Query 4: How good is their charge entry process?

 In order to ensure an effective Revenue Cycle Management process, the charge entry process should be efficiently run.  Getting the fact sheet of the patient dependent on how good the patient eligibility & verification process is; physician details- authorization, pre-authorization medical necessity documentation all met; information about the insurance coverage of the patient and the billing information. This is the most vital process of any medical billing workflow. How efficient and effective this charge entry team is that – oversees the keyed in billing information, the appropriate codes entered and finally the analysis and investigation of the Explanation of Benefits (EOB) and checks received – should have a very tight and highly efficient working system.

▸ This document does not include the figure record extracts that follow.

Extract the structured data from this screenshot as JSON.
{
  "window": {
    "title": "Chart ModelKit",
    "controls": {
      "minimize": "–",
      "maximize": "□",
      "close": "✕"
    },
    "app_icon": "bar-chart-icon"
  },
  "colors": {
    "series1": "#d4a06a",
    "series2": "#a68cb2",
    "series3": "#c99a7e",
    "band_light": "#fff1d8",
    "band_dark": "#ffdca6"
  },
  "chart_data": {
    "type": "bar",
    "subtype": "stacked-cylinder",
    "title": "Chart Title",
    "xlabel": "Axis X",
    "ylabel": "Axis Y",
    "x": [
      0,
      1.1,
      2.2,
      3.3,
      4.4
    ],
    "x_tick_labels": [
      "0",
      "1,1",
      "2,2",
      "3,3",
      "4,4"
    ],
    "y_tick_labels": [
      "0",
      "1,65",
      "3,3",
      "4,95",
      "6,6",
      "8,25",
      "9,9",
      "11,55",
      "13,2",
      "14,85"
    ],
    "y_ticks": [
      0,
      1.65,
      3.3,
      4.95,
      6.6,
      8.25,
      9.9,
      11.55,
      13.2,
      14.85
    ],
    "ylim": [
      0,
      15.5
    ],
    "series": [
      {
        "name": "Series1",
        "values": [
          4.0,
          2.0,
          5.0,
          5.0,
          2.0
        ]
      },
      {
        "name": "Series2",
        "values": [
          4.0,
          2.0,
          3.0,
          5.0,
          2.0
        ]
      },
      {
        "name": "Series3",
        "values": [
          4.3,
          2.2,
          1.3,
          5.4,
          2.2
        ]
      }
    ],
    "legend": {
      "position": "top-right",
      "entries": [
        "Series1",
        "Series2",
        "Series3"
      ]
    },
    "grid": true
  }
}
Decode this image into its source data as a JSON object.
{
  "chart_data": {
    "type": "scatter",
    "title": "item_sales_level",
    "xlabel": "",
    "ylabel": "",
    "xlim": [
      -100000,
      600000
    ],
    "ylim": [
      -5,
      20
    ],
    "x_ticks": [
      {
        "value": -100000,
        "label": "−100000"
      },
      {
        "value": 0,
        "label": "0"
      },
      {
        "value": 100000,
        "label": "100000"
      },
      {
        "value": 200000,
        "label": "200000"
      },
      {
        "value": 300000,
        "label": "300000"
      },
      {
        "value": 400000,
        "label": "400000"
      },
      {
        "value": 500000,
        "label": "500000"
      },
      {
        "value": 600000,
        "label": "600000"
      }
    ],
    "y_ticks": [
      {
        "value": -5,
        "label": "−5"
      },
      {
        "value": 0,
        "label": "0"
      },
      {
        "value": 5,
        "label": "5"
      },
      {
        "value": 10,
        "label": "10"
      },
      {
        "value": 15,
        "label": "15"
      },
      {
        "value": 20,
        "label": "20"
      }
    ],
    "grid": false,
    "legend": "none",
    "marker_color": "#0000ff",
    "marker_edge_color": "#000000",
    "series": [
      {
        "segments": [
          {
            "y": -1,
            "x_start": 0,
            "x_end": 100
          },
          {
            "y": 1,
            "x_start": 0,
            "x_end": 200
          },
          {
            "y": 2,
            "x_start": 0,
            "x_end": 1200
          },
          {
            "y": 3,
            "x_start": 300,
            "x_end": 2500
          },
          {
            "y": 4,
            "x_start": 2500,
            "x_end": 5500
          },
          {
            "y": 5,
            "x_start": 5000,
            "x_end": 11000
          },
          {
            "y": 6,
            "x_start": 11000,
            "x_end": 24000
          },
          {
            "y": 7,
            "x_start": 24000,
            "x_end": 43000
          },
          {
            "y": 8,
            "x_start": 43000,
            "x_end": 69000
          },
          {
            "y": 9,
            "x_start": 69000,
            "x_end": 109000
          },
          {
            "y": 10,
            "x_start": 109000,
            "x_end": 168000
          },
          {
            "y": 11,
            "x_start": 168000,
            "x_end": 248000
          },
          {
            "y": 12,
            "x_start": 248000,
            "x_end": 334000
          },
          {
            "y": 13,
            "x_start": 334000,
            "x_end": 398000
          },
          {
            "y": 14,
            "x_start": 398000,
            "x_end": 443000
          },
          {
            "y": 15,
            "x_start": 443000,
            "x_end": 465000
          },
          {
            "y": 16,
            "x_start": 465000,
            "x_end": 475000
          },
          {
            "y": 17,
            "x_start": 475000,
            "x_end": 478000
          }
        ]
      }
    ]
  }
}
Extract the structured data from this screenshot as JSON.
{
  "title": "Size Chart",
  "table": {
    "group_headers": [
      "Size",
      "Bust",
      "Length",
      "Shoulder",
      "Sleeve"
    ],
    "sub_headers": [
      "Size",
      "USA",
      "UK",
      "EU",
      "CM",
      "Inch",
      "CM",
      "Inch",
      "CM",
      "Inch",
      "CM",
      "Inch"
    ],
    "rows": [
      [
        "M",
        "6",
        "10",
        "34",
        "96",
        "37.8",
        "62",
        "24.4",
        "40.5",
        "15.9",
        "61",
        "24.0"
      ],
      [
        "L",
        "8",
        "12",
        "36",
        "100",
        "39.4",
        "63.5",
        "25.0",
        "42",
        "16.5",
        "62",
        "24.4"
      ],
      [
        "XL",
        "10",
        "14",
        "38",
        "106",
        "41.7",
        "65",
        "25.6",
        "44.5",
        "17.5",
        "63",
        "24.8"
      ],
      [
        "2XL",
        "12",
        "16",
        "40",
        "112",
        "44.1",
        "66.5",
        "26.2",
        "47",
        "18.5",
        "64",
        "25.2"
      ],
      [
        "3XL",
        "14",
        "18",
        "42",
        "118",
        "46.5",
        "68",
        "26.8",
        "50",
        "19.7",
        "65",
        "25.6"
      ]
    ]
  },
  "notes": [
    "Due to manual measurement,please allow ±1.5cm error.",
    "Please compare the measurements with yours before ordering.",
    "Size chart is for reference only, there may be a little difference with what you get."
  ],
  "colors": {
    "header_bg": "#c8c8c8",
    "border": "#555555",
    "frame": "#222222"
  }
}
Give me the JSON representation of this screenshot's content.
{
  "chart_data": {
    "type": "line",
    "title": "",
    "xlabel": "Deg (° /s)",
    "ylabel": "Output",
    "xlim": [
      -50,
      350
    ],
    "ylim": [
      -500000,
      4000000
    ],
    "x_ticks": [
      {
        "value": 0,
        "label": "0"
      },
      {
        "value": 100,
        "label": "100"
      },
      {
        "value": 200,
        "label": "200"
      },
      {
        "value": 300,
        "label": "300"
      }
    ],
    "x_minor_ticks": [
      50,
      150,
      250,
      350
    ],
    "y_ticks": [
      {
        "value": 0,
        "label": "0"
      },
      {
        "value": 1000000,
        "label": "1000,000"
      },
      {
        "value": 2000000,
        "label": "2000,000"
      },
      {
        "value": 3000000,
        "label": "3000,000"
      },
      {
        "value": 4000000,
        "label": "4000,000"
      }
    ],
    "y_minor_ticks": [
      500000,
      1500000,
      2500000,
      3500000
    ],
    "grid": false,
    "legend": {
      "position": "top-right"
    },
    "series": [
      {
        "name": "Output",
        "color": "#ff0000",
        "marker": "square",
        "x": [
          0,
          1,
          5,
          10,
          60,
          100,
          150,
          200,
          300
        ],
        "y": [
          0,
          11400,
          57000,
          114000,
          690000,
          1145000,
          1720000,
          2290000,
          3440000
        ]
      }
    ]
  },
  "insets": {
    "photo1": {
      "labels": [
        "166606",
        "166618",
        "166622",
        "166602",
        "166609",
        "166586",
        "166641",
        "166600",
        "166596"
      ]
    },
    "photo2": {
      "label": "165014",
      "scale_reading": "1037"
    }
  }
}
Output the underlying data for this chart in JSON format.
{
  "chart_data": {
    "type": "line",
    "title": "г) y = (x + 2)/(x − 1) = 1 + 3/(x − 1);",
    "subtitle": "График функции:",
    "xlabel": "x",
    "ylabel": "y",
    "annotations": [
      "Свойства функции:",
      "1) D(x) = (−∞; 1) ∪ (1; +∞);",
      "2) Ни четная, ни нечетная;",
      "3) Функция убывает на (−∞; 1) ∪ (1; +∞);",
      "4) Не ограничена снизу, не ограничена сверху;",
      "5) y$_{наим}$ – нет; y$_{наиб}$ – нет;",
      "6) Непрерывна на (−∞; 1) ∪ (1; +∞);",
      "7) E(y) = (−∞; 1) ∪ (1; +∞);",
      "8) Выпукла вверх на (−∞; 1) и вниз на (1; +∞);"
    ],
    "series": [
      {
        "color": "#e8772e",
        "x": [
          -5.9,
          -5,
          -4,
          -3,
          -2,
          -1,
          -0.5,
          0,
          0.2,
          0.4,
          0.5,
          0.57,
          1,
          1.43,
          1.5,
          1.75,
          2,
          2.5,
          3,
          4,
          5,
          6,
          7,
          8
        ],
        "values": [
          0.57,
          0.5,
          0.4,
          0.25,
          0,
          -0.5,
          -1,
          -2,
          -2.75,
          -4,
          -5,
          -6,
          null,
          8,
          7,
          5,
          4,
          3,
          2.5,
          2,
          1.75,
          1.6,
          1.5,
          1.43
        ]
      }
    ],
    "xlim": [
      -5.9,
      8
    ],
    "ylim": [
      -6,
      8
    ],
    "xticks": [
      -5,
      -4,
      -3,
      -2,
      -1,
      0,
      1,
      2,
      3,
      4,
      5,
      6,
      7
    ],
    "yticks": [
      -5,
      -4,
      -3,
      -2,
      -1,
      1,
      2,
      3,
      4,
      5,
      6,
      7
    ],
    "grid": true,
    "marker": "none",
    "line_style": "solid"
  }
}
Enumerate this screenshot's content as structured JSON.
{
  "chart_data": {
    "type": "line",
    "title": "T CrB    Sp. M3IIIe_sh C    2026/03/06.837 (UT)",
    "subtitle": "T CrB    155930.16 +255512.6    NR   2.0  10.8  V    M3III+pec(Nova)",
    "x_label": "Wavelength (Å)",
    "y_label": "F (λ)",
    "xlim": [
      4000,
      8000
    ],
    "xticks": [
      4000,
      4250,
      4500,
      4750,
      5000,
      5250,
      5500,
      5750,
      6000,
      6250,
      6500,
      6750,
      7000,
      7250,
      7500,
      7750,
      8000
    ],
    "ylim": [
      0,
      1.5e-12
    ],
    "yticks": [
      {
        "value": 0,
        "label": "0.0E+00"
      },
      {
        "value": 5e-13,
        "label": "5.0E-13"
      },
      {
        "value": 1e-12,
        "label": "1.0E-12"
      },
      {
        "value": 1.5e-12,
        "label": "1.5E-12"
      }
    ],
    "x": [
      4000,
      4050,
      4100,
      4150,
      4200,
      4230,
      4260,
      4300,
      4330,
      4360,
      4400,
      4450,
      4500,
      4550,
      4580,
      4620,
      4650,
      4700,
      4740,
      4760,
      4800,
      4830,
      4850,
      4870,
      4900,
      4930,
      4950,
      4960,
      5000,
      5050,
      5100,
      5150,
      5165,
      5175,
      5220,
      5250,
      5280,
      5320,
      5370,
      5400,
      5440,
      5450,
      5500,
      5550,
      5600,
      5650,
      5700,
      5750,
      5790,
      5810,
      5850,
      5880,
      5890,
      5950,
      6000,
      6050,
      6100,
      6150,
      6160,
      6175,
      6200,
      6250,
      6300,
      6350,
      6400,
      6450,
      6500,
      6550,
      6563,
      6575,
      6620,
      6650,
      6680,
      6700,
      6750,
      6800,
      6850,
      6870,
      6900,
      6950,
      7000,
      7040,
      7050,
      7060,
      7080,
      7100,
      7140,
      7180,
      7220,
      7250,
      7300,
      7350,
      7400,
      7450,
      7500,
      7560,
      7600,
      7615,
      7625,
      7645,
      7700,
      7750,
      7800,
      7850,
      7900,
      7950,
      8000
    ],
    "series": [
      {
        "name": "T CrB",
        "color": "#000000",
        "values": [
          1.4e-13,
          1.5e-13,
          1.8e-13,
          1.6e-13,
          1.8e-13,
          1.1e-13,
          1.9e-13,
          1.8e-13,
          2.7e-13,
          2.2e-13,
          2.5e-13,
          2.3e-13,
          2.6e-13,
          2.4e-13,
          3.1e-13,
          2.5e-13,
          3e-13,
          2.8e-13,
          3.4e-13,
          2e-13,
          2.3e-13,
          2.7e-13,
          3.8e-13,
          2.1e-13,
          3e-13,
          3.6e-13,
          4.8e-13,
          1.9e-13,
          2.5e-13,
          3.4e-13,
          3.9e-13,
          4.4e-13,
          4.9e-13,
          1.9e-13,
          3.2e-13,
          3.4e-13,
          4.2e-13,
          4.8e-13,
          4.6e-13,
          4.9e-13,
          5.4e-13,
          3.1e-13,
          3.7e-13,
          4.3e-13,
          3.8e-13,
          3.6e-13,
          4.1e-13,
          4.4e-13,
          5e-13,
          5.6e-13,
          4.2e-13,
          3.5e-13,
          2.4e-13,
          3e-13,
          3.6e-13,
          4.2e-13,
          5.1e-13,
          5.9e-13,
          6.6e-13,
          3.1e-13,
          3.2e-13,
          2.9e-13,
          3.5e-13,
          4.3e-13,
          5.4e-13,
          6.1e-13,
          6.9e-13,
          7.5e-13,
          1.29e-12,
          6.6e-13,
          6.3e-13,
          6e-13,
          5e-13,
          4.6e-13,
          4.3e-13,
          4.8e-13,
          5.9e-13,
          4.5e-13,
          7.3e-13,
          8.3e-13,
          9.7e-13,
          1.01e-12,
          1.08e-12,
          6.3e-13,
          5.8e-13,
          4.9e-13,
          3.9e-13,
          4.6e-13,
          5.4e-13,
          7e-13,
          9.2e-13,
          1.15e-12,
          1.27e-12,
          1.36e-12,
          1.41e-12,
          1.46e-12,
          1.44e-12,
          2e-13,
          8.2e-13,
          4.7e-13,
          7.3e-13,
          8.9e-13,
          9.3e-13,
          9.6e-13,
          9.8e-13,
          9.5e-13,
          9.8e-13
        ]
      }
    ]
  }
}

 Query 5: Are they meeting all Compliances required by the federal and state healthcare services?

The privacy and security of patient information is most critical. So when you hand over such information to a third-party you could become liable for legal issues if they do not implement certain compliant measures into their system. Ensuring that the RCM service provider is HIPAA( Health Insurance Accountability and Portability Act) compliant is of paramount importance. . Privacy, security and confidentiality of the protected health information (PHI) must be practiced rigorously.

Once you have the 5 critical queries checked out, then getting an analysis of their organization and recommendations/references should be the next step. Given the new rules for a number of audit reports to be submitted – this could also be one of the queries that could be part of your checking out, depending on your practice needs and requirements and in-house staff expertise.